清順の美学その2・上—―『ツィゴイネルワイゼン
2018-05-22 17:15:53
テーマ:映画と演劇

 『ツィゴイネルワイゼン』1980年と『陽炎座』1981年、無内容で無理想と云う意味では、彼がものしてきた日活時代のヴァイオレンスものと変わりはない。
 前者は、自殺願望の男をめぐるお話である。その男を気遣う友人がいて、かっては二人は士官学校ドイツ語学科の同僚である。
 二人にはそのうち妻になる二人の女性が出てきて、一方は山陰地方の旧家の出の日本風の美人でる。彼女は自殺願望の男が心中未遂事件で殺してしまった漁師の妻に似ているし、彼女を海中に喪ったのと引き換えに見出した瓜二つの港町芸者にも似ている。つまり心中未遂事件に始まる三人の女は、中央にいる芸者を除いて死の影に浸されてある。

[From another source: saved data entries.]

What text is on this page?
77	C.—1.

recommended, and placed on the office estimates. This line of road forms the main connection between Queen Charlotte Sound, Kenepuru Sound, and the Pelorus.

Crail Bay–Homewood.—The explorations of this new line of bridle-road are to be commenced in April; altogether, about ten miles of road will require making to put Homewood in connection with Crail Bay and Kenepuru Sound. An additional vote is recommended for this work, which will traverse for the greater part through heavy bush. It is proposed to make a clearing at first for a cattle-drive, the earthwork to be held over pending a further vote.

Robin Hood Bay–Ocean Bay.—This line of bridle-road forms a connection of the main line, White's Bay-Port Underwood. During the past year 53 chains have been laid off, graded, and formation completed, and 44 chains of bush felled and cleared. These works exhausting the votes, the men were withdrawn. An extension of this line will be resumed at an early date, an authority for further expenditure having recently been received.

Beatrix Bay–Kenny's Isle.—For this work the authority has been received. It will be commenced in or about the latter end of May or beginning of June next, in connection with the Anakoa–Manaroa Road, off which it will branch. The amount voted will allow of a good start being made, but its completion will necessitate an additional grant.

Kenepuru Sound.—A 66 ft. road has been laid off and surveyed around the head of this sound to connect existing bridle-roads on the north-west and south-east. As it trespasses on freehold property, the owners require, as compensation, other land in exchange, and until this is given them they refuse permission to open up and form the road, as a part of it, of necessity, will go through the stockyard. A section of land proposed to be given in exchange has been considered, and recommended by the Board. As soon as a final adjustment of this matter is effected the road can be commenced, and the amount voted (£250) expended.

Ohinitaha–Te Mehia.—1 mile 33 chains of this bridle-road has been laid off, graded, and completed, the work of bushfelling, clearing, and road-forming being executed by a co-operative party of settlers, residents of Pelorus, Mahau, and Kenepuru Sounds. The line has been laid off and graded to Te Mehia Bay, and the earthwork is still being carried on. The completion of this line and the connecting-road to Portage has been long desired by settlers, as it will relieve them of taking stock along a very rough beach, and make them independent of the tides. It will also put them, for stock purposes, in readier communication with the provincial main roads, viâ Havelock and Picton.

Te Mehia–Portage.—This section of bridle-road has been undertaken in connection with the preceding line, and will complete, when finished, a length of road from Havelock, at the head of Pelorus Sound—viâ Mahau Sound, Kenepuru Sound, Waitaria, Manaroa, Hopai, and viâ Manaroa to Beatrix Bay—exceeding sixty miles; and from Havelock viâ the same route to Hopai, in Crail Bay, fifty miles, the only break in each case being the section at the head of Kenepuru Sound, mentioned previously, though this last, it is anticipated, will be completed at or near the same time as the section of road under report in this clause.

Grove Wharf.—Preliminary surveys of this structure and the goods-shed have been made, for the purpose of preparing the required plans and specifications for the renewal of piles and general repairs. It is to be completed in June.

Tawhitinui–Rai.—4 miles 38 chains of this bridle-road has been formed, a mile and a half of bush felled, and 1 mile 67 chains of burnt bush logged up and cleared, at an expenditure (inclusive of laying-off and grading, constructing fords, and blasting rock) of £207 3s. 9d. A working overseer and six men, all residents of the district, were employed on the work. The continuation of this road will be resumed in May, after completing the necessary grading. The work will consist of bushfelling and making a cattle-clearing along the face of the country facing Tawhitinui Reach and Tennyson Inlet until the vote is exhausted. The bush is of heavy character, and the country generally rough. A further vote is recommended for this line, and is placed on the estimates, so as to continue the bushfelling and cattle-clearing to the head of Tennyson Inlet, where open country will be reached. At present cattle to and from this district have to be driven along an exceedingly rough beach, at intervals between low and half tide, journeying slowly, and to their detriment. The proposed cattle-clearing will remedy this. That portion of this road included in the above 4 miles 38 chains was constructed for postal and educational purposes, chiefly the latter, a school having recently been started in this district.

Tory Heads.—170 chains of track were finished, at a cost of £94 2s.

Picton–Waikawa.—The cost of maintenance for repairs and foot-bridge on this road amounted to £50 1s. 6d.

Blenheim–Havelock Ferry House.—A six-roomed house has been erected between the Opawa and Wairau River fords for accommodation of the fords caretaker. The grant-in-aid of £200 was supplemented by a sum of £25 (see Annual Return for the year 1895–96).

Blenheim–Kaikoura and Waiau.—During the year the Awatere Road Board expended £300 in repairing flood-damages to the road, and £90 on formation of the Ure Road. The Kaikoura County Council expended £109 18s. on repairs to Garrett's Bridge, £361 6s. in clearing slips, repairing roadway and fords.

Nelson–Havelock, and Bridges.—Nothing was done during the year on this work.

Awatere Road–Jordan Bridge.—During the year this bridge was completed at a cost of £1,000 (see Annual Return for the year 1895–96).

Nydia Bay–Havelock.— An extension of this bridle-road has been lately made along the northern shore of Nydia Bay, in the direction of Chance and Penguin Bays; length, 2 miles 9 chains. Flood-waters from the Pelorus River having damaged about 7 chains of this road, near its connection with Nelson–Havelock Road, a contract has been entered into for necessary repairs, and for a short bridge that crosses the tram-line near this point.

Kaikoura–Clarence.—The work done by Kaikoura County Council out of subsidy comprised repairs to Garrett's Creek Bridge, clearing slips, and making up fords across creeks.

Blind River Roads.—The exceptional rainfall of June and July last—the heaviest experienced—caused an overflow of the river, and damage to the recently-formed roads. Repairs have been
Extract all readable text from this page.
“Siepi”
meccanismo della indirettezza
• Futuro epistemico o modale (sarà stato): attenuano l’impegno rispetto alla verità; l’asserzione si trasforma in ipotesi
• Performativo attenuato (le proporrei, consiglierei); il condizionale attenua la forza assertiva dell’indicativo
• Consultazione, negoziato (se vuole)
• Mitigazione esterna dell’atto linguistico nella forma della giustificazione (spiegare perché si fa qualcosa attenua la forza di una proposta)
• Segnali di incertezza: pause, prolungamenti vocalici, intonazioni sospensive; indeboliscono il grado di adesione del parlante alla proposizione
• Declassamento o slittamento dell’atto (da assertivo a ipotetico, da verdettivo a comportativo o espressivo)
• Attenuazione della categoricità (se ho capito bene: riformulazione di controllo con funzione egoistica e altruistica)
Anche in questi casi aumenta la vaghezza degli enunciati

 士官学校でドイツ語の教師をしているもう一人の男にも妻がいて、自殺願望の男とはなにやら怪しい雰囲気が立ちこめている。他方、ドイツ語教師の方も親友を気遣い家をたびたび訪問するうちに、放っておかれている妻と何やら怪しげな空気が立ちこめて、誘惑されたのか、それとも男の幻想なのか分からないような関係が描かれている。幻想風の映画なので、事実がどうであったかはどうでも良いのである。その妻が貞淑さを演じる半面、無意識階に締め出されたものが幻想としてこの世に出てきたと考えればよいのだろうか。
 こうした二組の夫婦の入り乱れた関係が描かれ、やがて自殺願望の男は不慮の事故で死んでしまう。生前より男には奇妙な願望があり、それは骨に対する趣向である。先に死んだほうが生身を割いて骨を相手に射しだると云う、冗談とも本気ともとれる約束をして一方の男は死ぬ。他方自殺願望の男の妻は子を残して死んでしまう。
 男が死んだあと、生き残った方は男の骨壺をどうしても改めたくなるが、そこには普通の骨があるばかりだった。生き残った方は残された子供のことが気になっていたのだが、乳母として紹介されたのは、あの港町で心中未遂で死んだ漁師の妻と瓜二つの舟芸者であった。舟芸者は正式の妻とは処遇されていないようだったが、しっかりと妻の座に居座ったつもりでいる。その彼女が少しおかしくなったのは男が死んでからである。男が生前貸していたという書籍類を引き取りに、ドイツ語教師の家を度々尋ねる。理由は、この世に残した執心が例のドイツ語教師の妻に聴けば分かると云うのだが。自殺願望の男はドイツ語教師の妻に執心を残しているかにみえる。疑心暗鬼に駆られた男はそのことを妻に問い質すのだが、二人だけであったことはないと云う。要は事実関係がどうであるかと云うよりも、幻想と妄想の物語であるのだから、そういう雰囲気があったと云うことだけを確認できれば良いわけである。
 最後は、死者の魂はなき幼子の形姿を通して男の骨が欲しいのだと語る。死出の旅立ちを意味するような花で飾られた和舟と手招きする童女の無表情を描いて映画は不気味に終わる。
 結局、愛するものの骨を欲しがると云う不気味な物語は、異性愛の物語であると同時に同性愛の物語でもあるようだ。二人の男の間の秘められた愛が、様々に異性愛の形に形を変えて変奏され、最後は本性を顕す。それだけの映画であるような気がする。
 映画は、独特の怪異と怪奇の色彩美に溢れ、二人の日本人女優、大谷直子大楠道代の美を如何なく引き出している。私たち古典的世代は銀幕の背後に欧米の美女のイメージを憧憬とともに思い浮かべたものだが、それど同質の美が清順映画に於いては描かれている。日本人の女性と云うよりも、日本人の女優はこんなにも美しかったか、と云うのが見終えた後の感想である。
 映画の醍醐味の一端に触れた、と言える。